O Ministério Público do Rio Grande do Sul, então, recorreu ao STJ.
O caso começou a ser analisado na Corte em junho, mas foi paralisado por pedido de vista (mais tempo para análise) dos ministros Antonio Saldanha Palheiro e Sebastião Reis.
Na ocasião, o relator, ministro Rogerio Schietti Cruz, votou para acolher o recurso do MP-RS e restabelecer o júri popular.
Pelo voto do relator, os quatro réus deveriam voltar à prisão e a apelação das defesas ser reanalisada pelo TJ-RS para que o tribunal analise outros pontos levantados pelos advogados.
Divergências
Os outros quatro ministros votaram nesta terça-feira (5). A divergência foi aberta por Antonio Saldanha Palheiro.

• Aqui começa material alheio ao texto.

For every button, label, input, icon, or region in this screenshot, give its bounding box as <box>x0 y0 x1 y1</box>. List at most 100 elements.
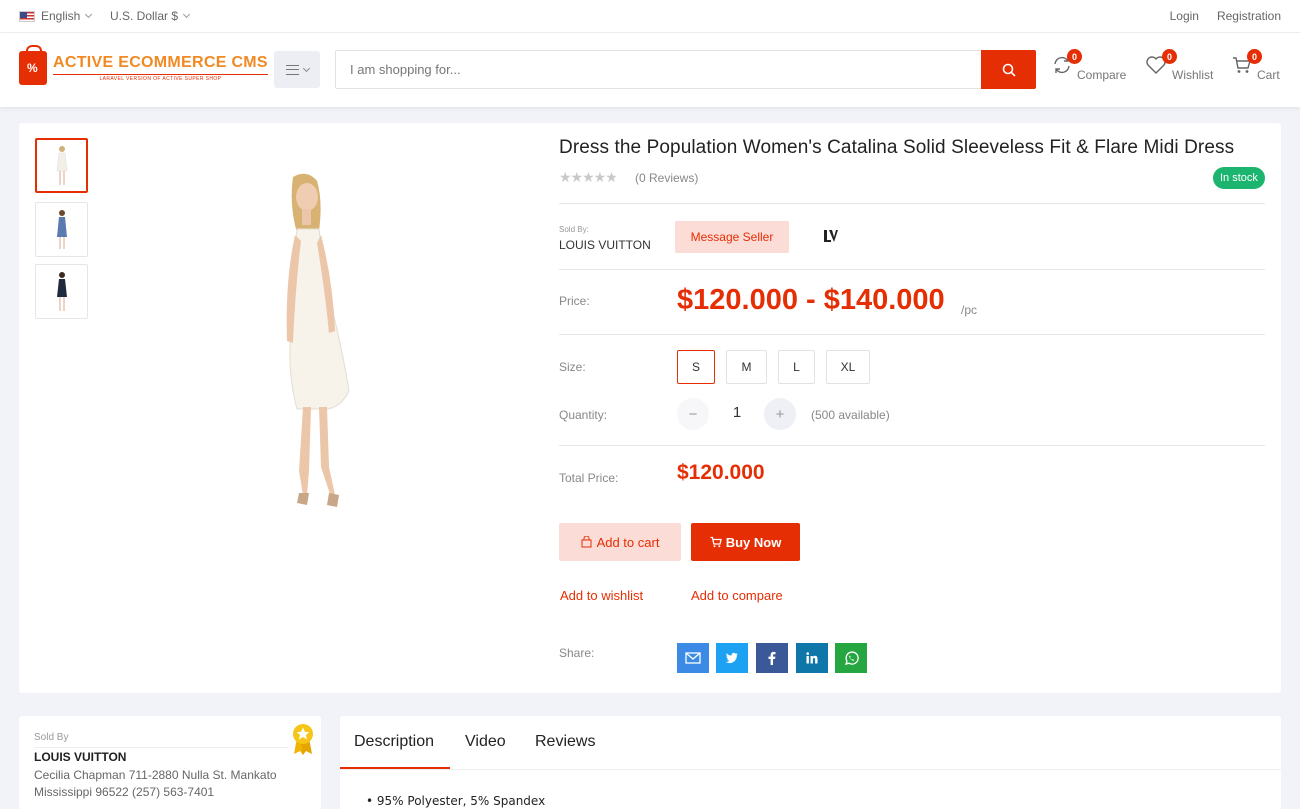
verified-seller-medal-icon <box>293 724 313 755</box>
currency-selector[interactable]: U.S. Dollar $ <box>110 9 191 23</box>
chevron-down-icon <box>182 10 191 19</box>
compare-count-badge: 0 <box>1067 49 1082 64</box>
email-icon <box>685 652 701 664</box>
price-unit: /pc <box>961 303 978 317</box>
product-thumbnail[interactable] <box>35 202 88 257</box>
bullet-icon: • <box>366 794 377 808</box>
seller-address: Cecilia Chapman 711-2880 Nulla St. Manka… <box>34 768 277 799</box>
product-thumbnail[interactable] <box>35 138 88 193</box>
language-label: English <box>41 9 81 23</box>
quantity-input[interactable]: 1 <box>719 404 755 421</box>
buy-now-label: Buy Now <box>725 534 782 550</box>
dress-thumbnail-image <box>56 271 67 311</box>
wishlist-link[interactable]: 0 Wishlist <box>1145 49 1213 82</box>
cart-link[interactable]: 0 Cart <box>1232 49 1280 82</box>
linkedin-icon <box>806 652 818 664</box>
reviews-count[interactable]: (0 Reviews) <box>635 171 698 185</box>
share-facebook-button[interactable] <box>756 643 788 673</box>
product-thumbnail[interactable] <box>35 264 88 319</box>
seller-name[interactable]: LOUIS VUITTON <box>559 238 651 252</box>
chevron-down-icon <box>302 64 310 72</box>
cart-icon <box>710 536 722 548</box>
compare-label: Compare <box>1077 68 1127 82</box>
buy-now-button[interactable]: Buy Now <box>691 523 800 561</box>
size-option-s[interactable]: S <box>677 350 715 384</box>
logo-title: ACTIVE ECOMMERCE CMS <box>53 54 268 71</box>
size-option-m[interactable]: M <box>726 350 767 384</box>
description-text: 95% Polyester, 5% Spandex <box>376 794 546 808</box>
divider <box>559 445 1265 446</box>
compare-link[interactable]: 0 Compare <box>1052 49 1126 82</box>
plus-icon: + <box>775 405 785 423</box>
product-main-image <box>286 173 350 507</box>
shopping-bag-icon <box>581 536 592 548</box>
facebook-icon <box>768 651 776 665</box>
total-price: $120.000 <box>677 461 765 484</box>
hamburger-icon <box>285 64 299 75</box>
available-stock: (500 available) <box>811 408 890 422</box>
us-flag-icon <box>19 10 35 22</box>
minus-icon: − <box>688 405 698 423</box>
twitter-icon <box>725 652 738 664</box>
tab-description[interactable]: Description <box>354 733 434 751</box>
rating-stars-icon: ★★★★★ <box>559 169 618 185</box>
price-range: $120.000 - $140.000 <box>677 284 945 316</box>
share-twitter-button[interactable] <box>716 643 748 673</box>
category-menu-button[interactable] <box>274 51 320 88</box>
search-button[interactable] <box>981 50 1036 89</box>
seller-info-card: Sold By LOUIS VUITTON Cecilia Chapman 71… <box>19 716 321 809</box>
sold-by-label: Sold By <box>34 732 69 743</box>
dress-thumbnail-image <box>56 145 67 185</box>
product-title: Dress the Population Women's Catalina So… <box>559 137 1235 158</box>
divider <box>34 747 289 748</box>
share-label: Share: <box>559 646 595 660</box>
share-email-button[interactable] <box>677 643 709 673</box>
product-card: Dress the Population Women's Catalina So… <box>19 123 1281 693</box>
shopping-bag-icon <box>19 45 47 85</box>
registration-link[interactable]: Registration <box>1217 9 1281 23</box>
divider <box>340 769 1281 770</box>
description-list-item: • 95% Polyester, 5% Spandex <box>366 794 545 808</box>
quantity-decrement-button[interactable]: − <box>677 398 709 430</box>
add-to-wishlist-link[interactable]: Add to wishlist <box>560 588 643 603</box>
add-to-cart-label: Add to cart <box>596 534 660 550</box>
whatsapp-icon <box>844 650 859 665</box>
search-bar <box>335 50 1036 89</box>
header: ACTIVE ECOMMERCE CMS LARAVEL VERSION OF … <box>0 33 1300 107</box>
chevron-down-icon <box>85 10 93 19</box>
quantity-label: Quantity: <box>559 408 608 422</box>
login-link[interactable]: Login <box>1170 9 1199 23</box>
wishlist-label: Wishlist <box>1172 68 1214 82</box>
site-logo[interactable]: ACTIVE ECOMMERCE CMS LARAVEL VERSION OF … <box>19 45 268 85</box>
sold-by-label: Sold By: <box>559 225 589 234</box>
seller-name[interactable]: LOUIS VUITTON <box>34 750 126 764</box>
brand-logo[interactable] <box>822 228 838 248</box>
top-bar: English U.S. Dollar $ Login Registration <box>0 0 1300 33</box>
logo-subtitle: LARAVEL VERSION OF ACTIVE SUPER SHOP <box>53 74 268 82</box>
cart-label: Cart <box>1257 68 1280 82</box>
quantity-increment-button[interactable]: + <box>764 398 796 430</box>
add-to-compare-link[interactable]: Add to compare <box>691 588 783 603</box>
language-selector[interactable]: English <box>19 9 93 23</box>
size-label: Size: <box>559 360 586 374</box>
tab-reviews[interactable]: Reviews <box>535 733 595 751</box>
lv-brand-icon <box>824 230 838 242</box>
tab-video[interactable]: Video <box>465 733 506 751</box>
message-seller-button[interactable]: Message Seller <box>675 221 789 253</box>
total-price-label: Total Price: <box>559 471 619 485</box>
share-linkedin-button[interactable] <box>796 643 828 673</box>
share-whatsapp-button[interactable] <box>835 643 867 673</box>
product-tabs-card: Description Video Reviews • 95% Polyeste… <box>340 716 1281 809</box>
currency-label: U.S. Dollar $ <box>110 9 179 23</box>
dress-thumbnail-image <box>56 209 67 249</box>
size-option-l[interactable]: L <box>778 350 815 384</box>
add-to-cart-button[interactable]: Add to cart <box>559 523 681 561</box>
wishlist-count-badge: 0 <box>1162 49 1177 64</box>
search-icon <box>1002 63 1016 77</box>
search-input[interactable] <box>336 51 981 88</box>
divider <box>559 334 1265 335</box>
divider <box>559 269 1265 270</box>
size-option-xl[interactable]: XL <box>826 350 870 384</box>
price-label: Price: <box>559 294 590 308</box>
cart-count-badge: 0 <box>1247 49 1262 64</box>
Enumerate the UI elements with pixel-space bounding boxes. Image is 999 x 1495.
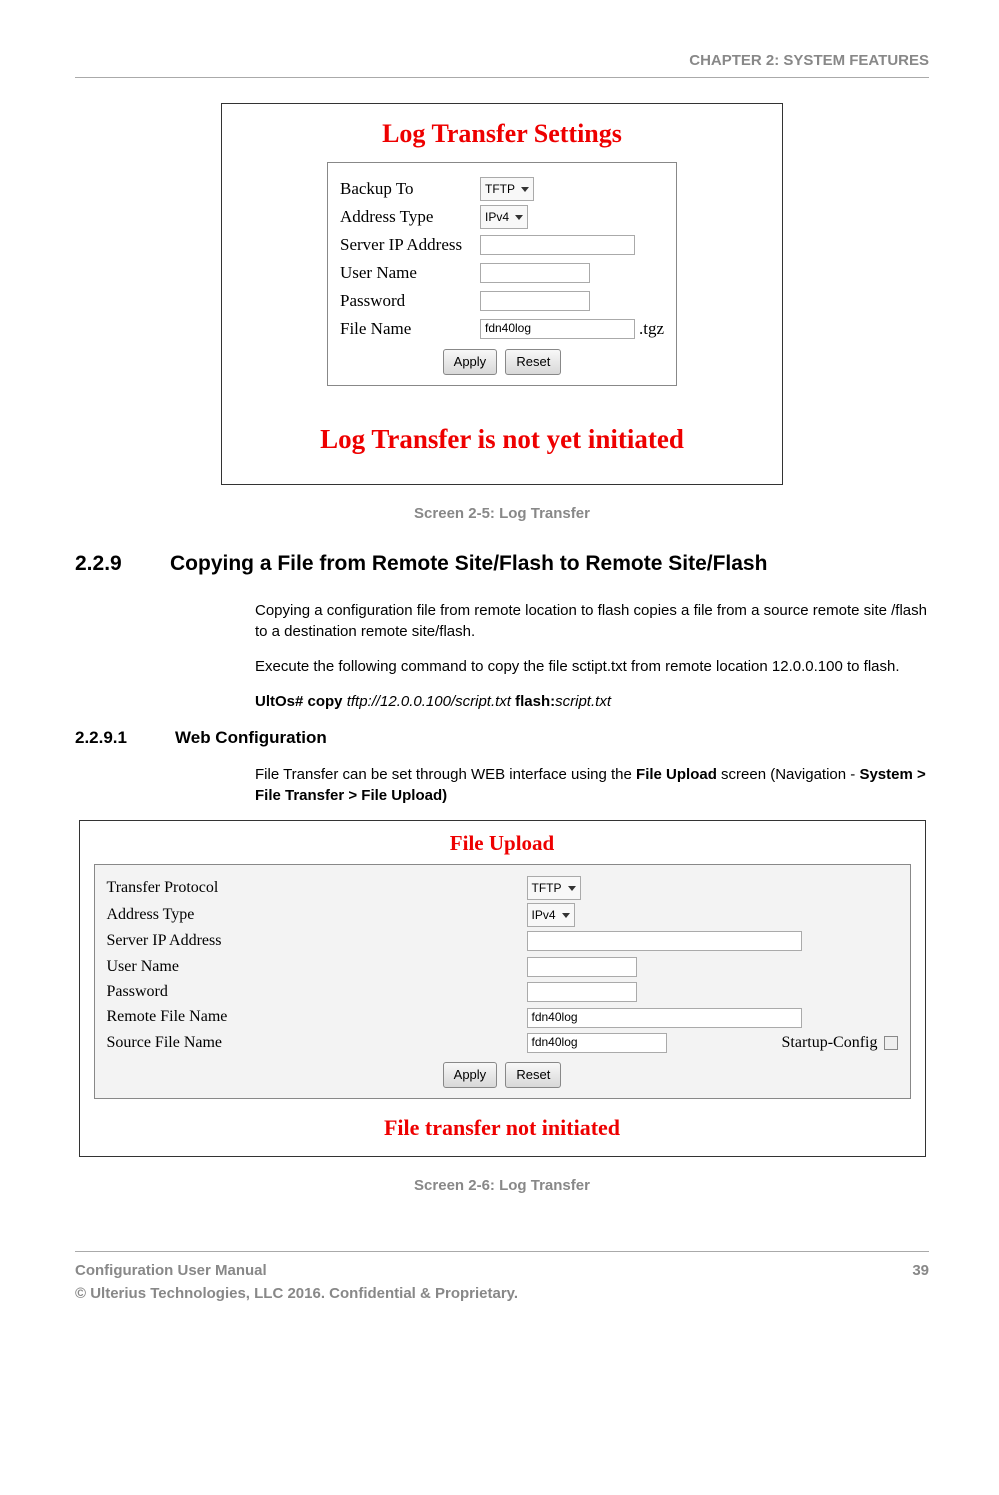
- section-229-body: Copying a configuration file from remote…: [255, 600, 929, 712]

Para o magistrado, deve ser mantido o reconhecimento das quatro nulidades no julgamento pelo Tribunal do Júri.
Ele criticou a realização de reunião “secreta” entre o juiz presidente do júri e os jurados, sem a participação das defesas ou do Ministério Público. “O ato de se reunir reservadamente desrespeitou a norma. O fato de o juiz ter se reunido com jurados traz uma fundada suspeita”, afirmou. “A incomunicabilidade dos jurados fica comprometida”.
Próximo a votar foi o ministro Sebastião Reis, que acompanhou integralmente a divergência.
O desembargador Jesuíno Rissato, convocado do Tribunal de Justiça do Distrito Federal e dos Territórios (TJDFT) para atuar no STJ, acolheu em parte os argumentos do MP-RS, mas manteve o reconhecimento de duas nulidades no júri. Uma delas, a reunião reservada.
Rissato classificou o ato como de “extrema gravidade” que abre um “precedente perigoso”.
“Ninguém sabe, não há registro do que ficou estabelecido, do que foi tratado nessa reunião secreta. O fato é que o juiz, a uma certa altura da madrugada, resolveu suspender a reunião do júri e fazer essa reunião secreta apenas com os jurados. O que foi dito nessa reunião? Ninguém sabe”, declarou.
A ministra Laurita Vaz votou só para reconhecer a nulidade sobre a elaboração dos quesitos: as perguntas feitas pelo juiz aos jurados sobre fatos atribuídos aos réus.
Em seu perfil no Instagram, a Associação dos Familiares de Vítimas e Sobreviventes da Tragédia de Santa Maria disse que a decisão do STJ é “uma decepção”.
“Nesta terça-feira, 5, o Superior Tribunal de Justiça (STJ) decidiu manter a anulação do júri do Caso Kiss. Com isso, os quatro réus, Mauro Londero Hoffmann, Elissandro Callegaro Spohr, Marcelo de Jesus dos Santos e Luciano Bonilha Leão, continuam em liberdade e um novo julgamento será marcado. Até quando a impunidade vai servir à Injustiça”.